We do it with screen shots. The photo gallery automatically sizes the image, so we generally try to zoom in or out until the area you want to show is about 12 to 16 inches in size on the screen.

Open these images in Photoshop, clean them up, crop them down as small as possible and still show the image and then save as JPEG format, and use a medium image quality of 5 or 6. This insures the file size will be small and the image will load quickly on the website.

What About Images from Other Programs?

We are interested in showing off the capability of PowerCADD, alone and in conjunction with other programs. We have lots of images in the Drawing Room produced by using PowerCADD, Photoshop, SketchUp, Form Z, Adobe Illustrator, and many other programs. We want to show all of these.

Submitting Your Entry

Send us the text in an email, Pages or Word files as well as the drawings, images and screenshots.

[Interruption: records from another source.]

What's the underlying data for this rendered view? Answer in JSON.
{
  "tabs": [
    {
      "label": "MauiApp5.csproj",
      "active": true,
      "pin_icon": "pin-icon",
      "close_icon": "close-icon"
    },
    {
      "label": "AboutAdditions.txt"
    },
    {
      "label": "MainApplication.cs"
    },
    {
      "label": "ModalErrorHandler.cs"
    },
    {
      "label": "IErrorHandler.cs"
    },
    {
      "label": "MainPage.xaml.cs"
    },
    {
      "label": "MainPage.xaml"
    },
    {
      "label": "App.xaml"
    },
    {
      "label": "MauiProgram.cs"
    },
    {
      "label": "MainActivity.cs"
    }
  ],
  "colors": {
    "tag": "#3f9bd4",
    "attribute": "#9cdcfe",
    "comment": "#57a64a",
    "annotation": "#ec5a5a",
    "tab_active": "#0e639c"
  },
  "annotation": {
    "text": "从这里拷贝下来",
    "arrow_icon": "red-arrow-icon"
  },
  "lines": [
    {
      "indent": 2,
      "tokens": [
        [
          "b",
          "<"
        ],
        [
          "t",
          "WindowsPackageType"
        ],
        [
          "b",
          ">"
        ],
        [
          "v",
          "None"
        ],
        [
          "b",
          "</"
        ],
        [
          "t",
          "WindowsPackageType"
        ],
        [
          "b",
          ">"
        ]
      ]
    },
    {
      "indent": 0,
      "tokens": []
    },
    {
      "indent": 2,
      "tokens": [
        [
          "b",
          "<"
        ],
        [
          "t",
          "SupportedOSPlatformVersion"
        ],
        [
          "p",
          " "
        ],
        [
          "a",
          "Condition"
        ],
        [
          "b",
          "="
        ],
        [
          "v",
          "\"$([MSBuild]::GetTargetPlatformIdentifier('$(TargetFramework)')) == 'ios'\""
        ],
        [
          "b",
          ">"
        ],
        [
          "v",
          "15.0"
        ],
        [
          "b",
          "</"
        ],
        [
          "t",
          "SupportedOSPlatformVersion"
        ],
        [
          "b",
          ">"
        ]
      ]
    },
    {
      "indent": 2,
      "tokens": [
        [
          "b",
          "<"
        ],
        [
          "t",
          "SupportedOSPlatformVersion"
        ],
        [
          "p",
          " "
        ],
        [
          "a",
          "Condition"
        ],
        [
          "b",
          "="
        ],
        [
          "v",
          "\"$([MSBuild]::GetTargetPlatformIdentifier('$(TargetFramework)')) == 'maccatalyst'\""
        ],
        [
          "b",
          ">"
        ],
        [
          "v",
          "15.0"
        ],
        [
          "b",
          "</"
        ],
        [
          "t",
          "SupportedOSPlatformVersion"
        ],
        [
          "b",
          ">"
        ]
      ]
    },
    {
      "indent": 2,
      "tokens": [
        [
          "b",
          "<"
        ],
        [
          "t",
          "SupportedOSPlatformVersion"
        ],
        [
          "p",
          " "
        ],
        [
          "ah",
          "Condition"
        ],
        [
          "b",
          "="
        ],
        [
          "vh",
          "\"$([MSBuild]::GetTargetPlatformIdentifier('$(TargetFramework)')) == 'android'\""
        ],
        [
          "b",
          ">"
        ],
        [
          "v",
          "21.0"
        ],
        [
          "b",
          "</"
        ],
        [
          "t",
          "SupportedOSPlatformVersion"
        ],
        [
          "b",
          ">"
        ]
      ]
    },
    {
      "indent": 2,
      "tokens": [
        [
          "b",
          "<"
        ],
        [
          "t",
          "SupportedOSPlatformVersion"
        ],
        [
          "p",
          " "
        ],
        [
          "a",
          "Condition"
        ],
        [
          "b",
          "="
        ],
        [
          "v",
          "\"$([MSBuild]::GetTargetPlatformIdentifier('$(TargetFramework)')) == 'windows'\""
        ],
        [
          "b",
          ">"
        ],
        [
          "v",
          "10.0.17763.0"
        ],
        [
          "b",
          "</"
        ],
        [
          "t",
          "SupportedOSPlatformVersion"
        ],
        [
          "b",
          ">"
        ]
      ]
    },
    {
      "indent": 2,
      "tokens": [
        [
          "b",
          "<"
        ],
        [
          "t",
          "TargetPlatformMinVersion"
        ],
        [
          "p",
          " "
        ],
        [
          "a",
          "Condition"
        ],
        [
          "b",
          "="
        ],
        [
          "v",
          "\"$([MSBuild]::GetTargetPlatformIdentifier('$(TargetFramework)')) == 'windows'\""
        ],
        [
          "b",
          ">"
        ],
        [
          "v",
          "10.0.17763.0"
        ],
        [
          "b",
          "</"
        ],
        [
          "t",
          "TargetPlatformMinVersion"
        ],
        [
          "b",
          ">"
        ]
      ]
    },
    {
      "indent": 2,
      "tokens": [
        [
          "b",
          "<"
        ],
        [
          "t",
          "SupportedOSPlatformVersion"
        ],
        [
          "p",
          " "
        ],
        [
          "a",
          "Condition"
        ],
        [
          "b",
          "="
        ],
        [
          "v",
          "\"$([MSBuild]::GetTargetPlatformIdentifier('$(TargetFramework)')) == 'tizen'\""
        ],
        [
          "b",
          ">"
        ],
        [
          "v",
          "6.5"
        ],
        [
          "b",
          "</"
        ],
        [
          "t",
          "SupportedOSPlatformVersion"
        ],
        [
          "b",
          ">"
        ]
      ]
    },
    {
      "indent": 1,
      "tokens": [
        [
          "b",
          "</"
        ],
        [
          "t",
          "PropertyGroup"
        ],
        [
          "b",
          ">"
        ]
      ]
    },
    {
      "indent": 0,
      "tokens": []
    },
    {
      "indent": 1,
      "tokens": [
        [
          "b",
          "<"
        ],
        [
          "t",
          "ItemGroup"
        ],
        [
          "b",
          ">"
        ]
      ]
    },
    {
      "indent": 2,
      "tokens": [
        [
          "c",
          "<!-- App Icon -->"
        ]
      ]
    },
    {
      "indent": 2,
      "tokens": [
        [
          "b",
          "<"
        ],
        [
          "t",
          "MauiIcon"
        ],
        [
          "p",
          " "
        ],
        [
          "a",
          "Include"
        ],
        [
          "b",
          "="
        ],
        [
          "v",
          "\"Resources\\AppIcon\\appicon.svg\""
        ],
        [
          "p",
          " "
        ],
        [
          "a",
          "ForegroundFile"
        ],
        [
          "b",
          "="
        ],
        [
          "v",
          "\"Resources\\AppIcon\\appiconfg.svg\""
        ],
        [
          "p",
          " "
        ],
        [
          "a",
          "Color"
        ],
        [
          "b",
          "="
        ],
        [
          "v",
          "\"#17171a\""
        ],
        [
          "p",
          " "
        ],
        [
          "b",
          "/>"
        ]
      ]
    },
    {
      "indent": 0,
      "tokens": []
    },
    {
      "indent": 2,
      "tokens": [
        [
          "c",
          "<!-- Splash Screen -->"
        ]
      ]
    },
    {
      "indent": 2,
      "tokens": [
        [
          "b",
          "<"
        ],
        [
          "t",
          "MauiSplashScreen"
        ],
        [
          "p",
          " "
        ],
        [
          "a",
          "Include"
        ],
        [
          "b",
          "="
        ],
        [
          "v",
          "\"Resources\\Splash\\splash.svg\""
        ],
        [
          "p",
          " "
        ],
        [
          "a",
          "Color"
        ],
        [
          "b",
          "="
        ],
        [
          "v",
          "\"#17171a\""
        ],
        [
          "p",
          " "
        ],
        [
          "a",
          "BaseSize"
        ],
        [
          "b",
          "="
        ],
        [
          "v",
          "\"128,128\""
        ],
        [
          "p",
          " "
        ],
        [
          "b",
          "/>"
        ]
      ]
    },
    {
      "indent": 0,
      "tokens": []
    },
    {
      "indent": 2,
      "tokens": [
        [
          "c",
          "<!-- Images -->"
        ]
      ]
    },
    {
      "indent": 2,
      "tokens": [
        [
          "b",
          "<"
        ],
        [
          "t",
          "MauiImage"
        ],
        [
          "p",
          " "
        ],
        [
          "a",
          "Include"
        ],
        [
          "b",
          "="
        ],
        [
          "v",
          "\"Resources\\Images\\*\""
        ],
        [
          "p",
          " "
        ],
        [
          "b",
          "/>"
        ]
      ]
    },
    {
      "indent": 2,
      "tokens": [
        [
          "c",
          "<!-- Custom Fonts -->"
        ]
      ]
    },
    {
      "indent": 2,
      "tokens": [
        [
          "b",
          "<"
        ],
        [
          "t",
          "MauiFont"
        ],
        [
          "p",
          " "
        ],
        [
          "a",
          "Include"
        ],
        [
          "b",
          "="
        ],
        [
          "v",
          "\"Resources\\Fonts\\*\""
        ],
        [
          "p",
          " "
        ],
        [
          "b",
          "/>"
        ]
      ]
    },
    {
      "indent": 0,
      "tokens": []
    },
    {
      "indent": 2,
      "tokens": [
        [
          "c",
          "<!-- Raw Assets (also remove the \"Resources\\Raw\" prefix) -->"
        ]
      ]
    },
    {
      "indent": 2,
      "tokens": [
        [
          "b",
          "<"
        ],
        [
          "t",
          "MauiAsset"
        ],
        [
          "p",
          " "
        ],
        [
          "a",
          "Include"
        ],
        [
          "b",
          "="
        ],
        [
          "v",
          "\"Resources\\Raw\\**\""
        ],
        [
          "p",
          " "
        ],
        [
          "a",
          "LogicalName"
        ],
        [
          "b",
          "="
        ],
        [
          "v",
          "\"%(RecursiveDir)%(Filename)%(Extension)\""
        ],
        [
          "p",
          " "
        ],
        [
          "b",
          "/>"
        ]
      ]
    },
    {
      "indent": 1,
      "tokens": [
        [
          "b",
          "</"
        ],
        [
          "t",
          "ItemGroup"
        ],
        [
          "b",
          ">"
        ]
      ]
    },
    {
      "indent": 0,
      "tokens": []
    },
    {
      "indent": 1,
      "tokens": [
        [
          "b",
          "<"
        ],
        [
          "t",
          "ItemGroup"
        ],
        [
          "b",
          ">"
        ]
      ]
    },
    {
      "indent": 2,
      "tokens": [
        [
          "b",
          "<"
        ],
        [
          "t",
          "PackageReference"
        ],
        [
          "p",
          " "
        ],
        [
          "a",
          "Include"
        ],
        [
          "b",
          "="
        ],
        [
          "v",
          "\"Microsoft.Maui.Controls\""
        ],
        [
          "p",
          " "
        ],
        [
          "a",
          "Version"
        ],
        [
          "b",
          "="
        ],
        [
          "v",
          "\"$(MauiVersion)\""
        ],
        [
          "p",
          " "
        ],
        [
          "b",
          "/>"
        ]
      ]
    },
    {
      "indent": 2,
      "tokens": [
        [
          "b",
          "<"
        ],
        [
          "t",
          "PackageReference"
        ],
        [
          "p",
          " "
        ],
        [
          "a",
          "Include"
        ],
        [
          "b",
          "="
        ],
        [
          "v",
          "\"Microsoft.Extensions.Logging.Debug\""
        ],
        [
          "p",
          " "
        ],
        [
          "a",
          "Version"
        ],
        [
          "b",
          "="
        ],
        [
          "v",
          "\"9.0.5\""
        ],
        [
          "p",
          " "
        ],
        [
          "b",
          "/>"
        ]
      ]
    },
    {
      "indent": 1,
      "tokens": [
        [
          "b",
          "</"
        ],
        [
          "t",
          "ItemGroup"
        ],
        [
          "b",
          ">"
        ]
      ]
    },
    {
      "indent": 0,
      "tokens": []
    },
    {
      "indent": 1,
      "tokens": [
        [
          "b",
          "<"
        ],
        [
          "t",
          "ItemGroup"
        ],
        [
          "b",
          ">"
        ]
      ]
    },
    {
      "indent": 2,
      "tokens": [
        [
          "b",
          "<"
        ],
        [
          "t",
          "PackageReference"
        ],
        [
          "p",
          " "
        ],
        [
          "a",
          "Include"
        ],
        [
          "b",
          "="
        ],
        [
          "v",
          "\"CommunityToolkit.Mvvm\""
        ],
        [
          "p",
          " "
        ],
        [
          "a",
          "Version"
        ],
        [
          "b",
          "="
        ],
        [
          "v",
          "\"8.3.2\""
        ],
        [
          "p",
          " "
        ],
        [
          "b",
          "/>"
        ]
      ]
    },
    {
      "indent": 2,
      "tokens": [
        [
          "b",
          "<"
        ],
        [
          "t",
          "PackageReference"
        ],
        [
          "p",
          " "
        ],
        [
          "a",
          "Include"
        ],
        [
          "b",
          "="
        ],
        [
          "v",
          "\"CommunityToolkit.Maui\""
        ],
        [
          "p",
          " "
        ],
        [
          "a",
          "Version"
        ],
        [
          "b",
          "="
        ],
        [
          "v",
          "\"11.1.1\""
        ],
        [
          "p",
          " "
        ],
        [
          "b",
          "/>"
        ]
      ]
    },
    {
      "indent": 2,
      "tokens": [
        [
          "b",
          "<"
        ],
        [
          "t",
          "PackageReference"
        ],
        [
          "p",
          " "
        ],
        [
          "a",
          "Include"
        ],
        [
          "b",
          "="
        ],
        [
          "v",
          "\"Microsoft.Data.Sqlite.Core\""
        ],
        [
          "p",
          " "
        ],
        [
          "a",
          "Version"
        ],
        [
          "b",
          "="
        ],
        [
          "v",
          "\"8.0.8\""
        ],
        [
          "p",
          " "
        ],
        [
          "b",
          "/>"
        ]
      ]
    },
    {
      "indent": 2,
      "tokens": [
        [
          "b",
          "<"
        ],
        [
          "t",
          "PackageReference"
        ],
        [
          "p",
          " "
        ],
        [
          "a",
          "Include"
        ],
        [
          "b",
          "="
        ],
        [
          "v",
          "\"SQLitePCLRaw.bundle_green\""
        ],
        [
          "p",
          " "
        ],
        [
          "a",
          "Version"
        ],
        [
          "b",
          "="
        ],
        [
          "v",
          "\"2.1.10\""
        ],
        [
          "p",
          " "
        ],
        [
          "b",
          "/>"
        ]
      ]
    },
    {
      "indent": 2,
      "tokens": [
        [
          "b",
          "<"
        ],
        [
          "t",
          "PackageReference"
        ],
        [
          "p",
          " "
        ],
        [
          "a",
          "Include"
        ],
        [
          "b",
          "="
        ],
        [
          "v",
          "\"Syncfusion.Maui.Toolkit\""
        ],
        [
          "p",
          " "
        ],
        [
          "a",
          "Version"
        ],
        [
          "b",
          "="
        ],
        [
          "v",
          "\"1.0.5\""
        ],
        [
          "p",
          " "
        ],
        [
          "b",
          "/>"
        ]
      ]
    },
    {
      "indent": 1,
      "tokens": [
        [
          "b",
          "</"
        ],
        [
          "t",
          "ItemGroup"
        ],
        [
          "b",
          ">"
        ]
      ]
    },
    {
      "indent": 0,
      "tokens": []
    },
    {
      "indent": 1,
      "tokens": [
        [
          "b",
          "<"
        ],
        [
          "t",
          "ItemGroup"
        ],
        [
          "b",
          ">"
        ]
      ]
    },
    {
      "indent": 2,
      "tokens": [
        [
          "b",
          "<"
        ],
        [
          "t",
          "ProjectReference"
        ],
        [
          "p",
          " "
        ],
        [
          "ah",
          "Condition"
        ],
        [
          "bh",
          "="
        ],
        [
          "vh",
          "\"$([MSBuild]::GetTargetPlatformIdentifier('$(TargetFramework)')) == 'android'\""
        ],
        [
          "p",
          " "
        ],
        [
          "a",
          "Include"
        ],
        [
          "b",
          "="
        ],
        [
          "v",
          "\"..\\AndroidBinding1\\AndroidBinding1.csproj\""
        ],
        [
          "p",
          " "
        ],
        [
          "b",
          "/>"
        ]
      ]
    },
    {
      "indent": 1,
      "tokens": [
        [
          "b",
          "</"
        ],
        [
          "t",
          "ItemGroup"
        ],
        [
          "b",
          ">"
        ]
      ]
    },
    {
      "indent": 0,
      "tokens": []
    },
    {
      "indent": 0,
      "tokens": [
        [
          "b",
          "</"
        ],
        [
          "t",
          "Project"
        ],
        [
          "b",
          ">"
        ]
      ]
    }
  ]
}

To submit your entry, email it to the current webmaster of the Drawing Room, presently Alfred Scott, email:  drawingroom@engsw.com (doesn’t work at this time) or alfred.scott@me.com

Update Often!

Website can grow stale if the pages are always the same, so please send up new images whenever you have something that people might want to see.

The Drawing Room on Facebook

We also have a Drawing Room page on Facebook, and we often put images there that are similar to the ones at the Engineered Software web page. We put up a limited selection of images with the idea that we want to direct people to the Drawing Room on the web page where we have a larger selection of users and their drawings.